Sure, I wanted to say. That was why she made sure she was never around the house when I was. But deep down, I knew it was less about me and more about my father. The Cook Family Curse was just as alive and well in California as it had been in Texas. This move hadn’t been “better” for any of us. Sure, Mom and Dad had managed to stay married, but that was about all they’d accomplished.
I grabbed a plastic cup from the cabinet—most of our glassware had been shattered—and filled it with water from the tap. As I sat across from Mom, it felt like there was a heavy weight on my chest. I didn’t want to be mad at her for Dad’s transgressions, but she didn’t have to stay. She was the one with a job—with a degree—that had allowed us to move out here in the first place. One word and she could have him out of all of our lives, but she’d chosen him over her children, over and over again.
“I have news,” she said, knotting her hands on the table. They were practically shaking.
“Are you okay?” I asked, feeling unsettled. Even her eyes had a spark of something I couldn’t put my finger on.
Nodding, she took a deep breath and said, “I got a new job as a traveling pharmacist.”
My jaw went slack. “What?”
“I’ll be going to pharmacies all over the country—wherever they need me—and they’ll put me up in hotels and give me per diem for food, on top of my regular salary.”
Feeling lighter than I had all day, I grinned. “Mom, that’s amazing!” She was finally going to get away from Dad, and I would be out of the house, and maybe we could all start moving on from the hell of the last eighteen years.
“When do you start?” I asked.
Her smile faltered. “Next week.”
It felt like all the water in my cup had been doused over my head. She was leaving next week?
“I have an assignment in Phoenix,” she rushed out. “And your grandma and gramps said you could stay with them until the summer’s over.” She reached across the table and took my hands. “Let’s get out of here.”

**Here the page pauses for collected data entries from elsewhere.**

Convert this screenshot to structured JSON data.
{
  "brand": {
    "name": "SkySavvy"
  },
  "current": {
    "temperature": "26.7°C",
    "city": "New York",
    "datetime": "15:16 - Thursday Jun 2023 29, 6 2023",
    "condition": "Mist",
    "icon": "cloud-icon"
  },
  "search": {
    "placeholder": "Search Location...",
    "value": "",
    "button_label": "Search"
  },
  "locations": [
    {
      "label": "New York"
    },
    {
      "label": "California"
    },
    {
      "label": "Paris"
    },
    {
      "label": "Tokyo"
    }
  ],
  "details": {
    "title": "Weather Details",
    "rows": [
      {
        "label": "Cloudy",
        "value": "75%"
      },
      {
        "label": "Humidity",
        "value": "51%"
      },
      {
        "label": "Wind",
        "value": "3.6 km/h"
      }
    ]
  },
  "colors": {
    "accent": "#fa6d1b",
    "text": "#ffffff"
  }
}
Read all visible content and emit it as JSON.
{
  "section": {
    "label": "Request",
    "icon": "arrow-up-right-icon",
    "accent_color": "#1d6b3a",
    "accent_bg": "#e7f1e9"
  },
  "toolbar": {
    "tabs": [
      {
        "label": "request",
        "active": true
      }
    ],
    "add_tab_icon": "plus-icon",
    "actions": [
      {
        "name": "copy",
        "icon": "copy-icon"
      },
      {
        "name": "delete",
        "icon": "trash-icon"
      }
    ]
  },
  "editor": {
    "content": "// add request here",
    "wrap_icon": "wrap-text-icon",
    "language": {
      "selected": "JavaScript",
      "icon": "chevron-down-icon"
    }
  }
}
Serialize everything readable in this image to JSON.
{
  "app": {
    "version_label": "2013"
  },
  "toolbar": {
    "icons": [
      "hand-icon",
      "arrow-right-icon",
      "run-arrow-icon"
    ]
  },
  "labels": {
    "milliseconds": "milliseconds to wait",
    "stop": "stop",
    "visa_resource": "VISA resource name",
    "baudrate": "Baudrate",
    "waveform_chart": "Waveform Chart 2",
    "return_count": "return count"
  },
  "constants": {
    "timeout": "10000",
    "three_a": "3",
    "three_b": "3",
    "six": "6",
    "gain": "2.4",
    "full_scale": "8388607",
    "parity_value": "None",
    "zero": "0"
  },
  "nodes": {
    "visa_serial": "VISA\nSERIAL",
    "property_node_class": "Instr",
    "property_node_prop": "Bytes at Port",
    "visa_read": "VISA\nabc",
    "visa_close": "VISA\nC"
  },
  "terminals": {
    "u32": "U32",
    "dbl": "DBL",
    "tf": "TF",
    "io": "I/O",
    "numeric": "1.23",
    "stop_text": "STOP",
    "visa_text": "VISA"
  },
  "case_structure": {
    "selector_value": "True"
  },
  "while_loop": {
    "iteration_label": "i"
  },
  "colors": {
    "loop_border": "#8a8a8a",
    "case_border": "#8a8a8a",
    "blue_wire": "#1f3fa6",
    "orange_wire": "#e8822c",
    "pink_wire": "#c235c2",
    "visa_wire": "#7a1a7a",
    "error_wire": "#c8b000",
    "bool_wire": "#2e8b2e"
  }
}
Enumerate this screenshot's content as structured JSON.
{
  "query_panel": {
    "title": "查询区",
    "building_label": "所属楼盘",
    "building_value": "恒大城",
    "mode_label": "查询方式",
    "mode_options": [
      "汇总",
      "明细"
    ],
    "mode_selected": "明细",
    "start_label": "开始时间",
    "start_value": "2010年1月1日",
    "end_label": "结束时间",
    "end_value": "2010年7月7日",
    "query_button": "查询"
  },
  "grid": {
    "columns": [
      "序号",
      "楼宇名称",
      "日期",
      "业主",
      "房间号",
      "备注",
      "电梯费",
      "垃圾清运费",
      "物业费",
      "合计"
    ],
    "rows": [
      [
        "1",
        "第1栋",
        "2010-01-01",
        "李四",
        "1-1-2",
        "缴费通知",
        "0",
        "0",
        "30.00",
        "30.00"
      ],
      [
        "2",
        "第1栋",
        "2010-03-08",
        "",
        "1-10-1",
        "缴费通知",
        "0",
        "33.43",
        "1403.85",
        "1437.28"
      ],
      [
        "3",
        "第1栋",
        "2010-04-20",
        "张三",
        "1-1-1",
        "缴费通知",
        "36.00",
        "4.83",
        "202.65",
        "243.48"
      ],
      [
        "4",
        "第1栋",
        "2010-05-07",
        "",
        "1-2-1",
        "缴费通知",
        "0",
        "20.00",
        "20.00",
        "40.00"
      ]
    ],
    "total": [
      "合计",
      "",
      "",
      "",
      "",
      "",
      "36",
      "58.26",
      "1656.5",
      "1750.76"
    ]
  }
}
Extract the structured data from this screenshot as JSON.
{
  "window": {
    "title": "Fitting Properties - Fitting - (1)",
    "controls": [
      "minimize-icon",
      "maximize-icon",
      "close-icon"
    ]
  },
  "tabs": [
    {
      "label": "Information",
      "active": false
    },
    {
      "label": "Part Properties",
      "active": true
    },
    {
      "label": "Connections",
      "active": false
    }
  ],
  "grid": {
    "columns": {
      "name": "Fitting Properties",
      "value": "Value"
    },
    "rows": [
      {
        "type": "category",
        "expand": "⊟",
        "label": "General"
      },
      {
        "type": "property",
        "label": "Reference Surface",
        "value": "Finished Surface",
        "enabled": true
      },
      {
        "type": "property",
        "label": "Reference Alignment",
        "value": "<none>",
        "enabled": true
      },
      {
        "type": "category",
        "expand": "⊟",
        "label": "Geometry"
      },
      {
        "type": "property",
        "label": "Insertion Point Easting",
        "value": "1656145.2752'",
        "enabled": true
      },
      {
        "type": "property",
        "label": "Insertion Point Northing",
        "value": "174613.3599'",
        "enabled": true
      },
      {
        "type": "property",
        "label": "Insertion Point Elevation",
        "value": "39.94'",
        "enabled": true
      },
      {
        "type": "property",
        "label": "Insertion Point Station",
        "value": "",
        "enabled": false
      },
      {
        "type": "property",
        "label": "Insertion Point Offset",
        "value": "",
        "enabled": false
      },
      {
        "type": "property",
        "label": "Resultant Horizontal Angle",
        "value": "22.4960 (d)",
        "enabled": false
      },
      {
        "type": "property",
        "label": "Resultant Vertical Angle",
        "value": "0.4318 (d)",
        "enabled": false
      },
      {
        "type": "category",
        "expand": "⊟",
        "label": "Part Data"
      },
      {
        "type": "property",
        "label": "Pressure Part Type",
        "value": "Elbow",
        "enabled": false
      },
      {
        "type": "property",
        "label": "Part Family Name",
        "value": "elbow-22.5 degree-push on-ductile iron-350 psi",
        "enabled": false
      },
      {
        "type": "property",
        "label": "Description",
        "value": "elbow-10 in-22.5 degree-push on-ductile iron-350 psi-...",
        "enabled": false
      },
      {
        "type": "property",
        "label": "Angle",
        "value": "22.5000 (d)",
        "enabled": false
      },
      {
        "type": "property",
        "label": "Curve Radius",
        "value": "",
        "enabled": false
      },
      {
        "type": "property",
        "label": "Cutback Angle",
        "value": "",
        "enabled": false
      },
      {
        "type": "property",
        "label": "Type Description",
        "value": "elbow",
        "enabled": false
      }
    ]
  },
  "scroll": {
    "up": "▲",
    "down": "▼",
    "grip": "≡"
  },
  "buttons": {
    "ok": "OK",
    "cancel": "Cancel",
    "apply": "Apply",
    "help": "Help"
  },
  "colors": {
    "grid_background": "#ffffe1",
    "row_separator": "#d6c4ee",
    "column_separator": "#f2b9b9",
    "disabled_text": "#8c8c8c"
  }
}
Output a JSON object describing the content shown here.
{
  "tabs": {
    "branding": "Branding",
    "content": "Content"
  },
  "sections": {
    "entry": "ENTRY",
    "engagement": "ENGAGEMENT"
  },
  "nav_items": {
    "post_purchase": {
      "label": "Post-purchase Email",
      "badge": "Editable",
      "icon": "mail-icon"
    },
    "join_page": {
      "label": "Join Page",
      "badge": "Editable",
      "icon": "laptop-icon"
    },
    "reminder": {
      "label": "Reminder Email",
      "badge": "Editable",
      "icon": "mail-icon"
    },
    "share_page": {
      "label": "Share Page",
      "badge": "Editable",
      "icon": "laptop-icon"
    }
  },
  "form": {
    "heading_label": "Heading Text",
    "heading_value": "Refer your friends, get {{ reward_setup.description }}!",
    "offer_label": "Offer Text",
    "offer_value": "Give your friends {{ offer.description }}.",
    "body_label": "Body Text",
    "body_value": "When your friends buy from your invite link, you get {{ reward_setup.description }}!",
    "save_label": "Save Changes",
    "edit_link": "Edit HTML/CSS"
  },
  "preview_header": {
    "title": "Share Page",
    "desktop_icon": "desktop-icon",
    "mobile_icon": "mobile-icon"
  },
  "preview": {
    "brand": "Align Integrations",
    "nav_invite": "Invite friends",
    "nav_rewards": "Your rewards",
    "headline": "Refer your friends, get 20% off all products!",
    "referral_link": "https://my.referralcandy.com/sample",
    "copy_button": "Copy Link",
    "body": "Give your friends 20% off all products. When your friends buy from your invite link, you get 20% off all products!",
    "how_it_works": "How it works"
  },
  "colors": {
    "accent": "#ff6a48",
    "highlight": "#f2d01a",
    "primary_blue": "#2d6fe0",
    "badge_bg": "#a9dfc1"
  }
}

My heart rate sped, and I wildly looked around. It was one thing to dream about this happening, but to have it sprung on you out of the blue? “Does Dad know about this?” I whispered. Her face paled, and understanding crossed my mind. “You weren’t going to tell him before you left.”
She opened her mouth to speak, but glass shattered on the wall above her head, exploding into a thousand dark brown shards as amber liquid fizzed and slipped down the wall.
My head snapped in the direction the bottle came from, and my eyes locked on Dad’s, his nostrils flared wide and his eyes wild. A string of expletives flew from his mouth as he advanced on us.
Mom scrambled back from the table, terrified, and just the fact that she was scared sent a bout of rage through me so strong, I rose to my feet, shoving the table out of the way.
“Get out of here,” my dad snarled at me. “This is between your mother and me.”
He didn’t account for the fact that I was bigger than him now. Stronger. And madder. “Get away from my mom,” I said low but just as deadly.
For a moment, his eyes stayed on mine, his pupils pinpricks and his jaw clenched tight.
My muscles were coiled, ready for him to try something, because now that the girls were gone and Mom was leaving, he had nothing left to lose.
Whether he saw the fight in my eyes or gave up, I didn’t know, but he turned and began walking away. My shoulders relaxed, and I let out a breath, realizing how close that had been. How much worse it could have ended.
Then Dad spun on his heel and swung his fist at me, his knuckles crashing squarely into my temple.
In the distance, I heard Mom scream, but spots were flaring in my vision as realization struck. Dad had hit me. Anger sent fire through my veins as blood dripped in my eye, and I advanced on him, swinging twice as hard as he hit me until I had him pinned to the ground. He scrambled against the tile floor, trying to gain purchase, but I wasn’t letting up.
“Carson!” Mom screamed.
I pinned him down, one forearm against his neck. His breath came out in wheezes, slower and slower. I slammed my fist into him, hitting him for all the times he’d hurt Clary, for the way he sent Gemma and Sierra running to all the wrong guys, for the pain he’d put my mom through with all his violence followed by broken, empty promises.
But then fingers dug into my shoulder, and Mom tugged on my arms, screaming, “Carson! You’re going to kill him!”
Something in me realized my dad was losing consciousness, and I pulled back. He scrambled to his feet, stepping away, and Mom and I ran out to her car. I held my head in my hands and she drove away, telling me we were driving to a hotel to stay the night.
None of that mattered, because I realized I’d fulfilled the Cook Family Curse. The anger flooding through my veins, acting in my fingertips, that would have let me kill my dad meant I could never be the kind of guy Callie deserved. I had to help Nick fall in love with her because I was the kind of guy who wasn’t going to stop.